A hyperthyroid state in adult life, induced by repeated thyroid hormone treatment, produced morphological alterations in hippocampal pyramidal neurons, involving a reduction in spine density (Gould, Allan, and McEwen, 1990), which is different from and opposite to the effects described for hyperthyroidism in the neonatal rat brain. Like sexual differentiation, described earlier, this is one more example of how the effects of hormones change as the brain matures.

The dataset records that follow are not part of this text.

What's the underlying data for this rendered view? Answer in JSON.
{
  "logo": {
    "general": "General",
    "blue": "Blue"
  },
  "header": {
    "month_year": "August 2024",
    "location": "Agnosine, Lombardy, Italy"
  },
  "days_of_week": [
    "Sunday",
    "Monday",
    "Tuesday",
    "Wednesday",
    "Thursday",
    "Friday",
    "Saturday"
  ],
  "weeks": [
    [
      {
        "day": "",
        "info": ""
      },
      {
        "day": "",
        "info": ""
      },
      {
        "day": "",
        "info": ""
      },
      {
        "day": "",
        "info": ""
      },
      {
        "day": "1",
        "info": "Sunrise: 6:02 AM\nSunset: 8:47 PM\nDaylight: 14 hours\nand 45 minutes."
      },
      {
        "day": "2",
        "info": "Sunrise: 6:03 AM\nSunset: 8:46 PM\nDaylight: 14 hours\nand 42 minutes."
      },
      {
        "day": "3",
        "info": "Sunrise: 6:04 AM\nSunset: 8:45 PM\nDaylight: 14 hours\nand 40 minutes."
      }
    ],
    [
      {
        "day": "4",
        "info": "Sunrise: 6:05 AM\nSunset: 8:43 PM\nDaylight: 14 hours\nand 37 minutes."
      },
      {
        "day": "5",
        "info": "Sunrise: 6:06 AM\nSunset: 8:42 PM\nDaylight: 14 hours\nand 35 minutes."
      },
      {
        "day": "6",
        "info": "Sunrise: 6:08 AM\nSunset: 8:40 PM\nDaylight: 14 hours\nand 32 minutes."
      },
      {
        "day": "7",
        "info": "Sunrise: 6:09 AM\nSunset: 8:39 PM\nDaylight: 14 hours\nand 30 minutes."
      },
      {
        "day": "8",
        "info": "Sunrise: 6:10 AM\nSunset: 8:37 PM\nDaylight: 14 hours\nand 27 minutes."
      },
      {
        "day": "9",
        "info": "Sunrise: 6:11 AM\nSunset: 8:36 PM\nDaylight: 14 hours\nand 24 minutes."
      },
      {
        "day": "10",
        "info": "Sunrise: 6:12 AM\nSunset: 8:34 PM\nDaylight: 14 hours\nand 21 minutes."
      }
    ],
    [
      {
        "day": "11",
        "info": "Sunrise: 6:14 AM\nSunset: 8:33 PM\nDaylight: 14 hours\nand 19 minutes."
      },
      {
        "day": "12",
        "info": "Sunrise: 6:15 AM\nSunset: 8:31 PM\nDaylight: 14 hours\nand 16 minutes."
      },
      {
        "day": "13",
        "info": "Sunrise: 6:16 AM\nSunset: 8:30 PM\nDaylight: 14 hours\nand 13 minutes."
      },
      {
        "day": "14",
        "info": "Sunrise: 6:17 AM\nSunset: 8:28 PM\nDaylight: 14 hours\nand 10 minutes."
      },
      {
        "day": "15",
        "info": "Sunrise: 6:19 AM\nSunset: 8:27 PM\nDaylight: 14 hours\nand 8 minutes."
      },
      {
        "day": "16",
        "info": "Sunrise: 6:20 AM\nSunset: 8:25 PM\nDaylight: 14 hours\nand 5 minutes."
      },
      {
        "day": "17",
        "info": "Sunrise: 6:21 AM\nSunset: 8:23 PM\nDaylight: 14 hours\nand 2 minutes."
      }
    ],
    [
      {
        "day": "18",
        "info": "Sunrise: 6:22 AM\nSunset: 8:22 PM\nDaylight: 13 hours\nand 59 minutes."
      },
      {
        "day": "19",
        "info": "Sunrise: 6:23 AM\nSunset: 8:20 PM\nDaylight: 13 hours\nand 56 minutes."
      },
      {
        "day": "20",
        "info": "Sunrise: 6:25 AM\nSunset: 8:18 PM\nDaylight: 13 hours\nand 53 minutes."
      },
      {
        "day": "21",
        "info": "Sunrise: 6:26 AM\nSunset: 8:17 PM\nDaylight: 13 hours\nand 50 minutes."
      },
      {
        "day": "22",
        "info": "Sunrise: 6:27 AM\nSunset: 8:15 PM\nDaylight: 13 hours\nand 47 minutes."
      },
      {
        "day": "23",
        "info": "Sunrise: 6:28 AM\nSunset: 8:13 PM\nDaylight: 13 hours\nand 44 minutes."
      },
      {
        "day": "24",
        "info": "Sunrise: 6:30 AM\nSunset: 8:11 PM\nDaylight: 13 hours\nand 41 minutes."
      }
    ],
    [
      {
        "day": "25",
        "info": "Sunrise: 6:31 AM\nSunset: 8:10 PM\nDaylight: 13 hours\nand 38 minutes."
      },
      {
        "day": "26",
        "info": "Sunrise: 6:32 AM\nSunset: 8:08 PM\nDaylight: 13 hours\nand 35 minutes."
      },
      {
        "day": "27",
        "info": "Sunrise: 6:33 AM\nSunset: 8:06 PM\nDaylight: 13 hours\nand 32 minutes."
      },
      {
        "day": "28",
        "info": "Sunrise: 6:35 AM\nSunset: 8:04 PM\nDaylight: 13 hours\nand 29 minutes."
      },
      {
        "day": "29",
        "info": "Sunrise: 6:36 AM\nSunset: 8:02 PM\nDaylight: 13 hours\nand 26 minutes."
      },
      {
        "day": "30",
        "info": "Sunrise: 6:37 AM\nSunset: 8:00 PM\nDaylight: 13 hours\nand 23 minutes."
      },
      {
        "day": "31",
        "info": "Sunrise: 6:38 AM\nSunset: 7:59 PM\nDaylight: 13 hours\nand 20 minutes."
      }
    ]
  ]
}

Changes in response to thyroid hormones have been studied in hippocampus as a function of developmental age. In the CA3 region, the main effect of hypothyroid-ism involved decreases in volume of the pyramidal cell layer and increases in packing density of pyramidal neurons without reductions in neuronal number (Madeira et al., 1992). These effects were evident whether the hy-pothyroid condition was during the first 30 days of neonatal life, or between 30 and 180 days, or for the entire 180-day period (Madeira et al., 1992). In the CA1 region, however, there was evidence of neuronal loss (Madeira et al., 1992).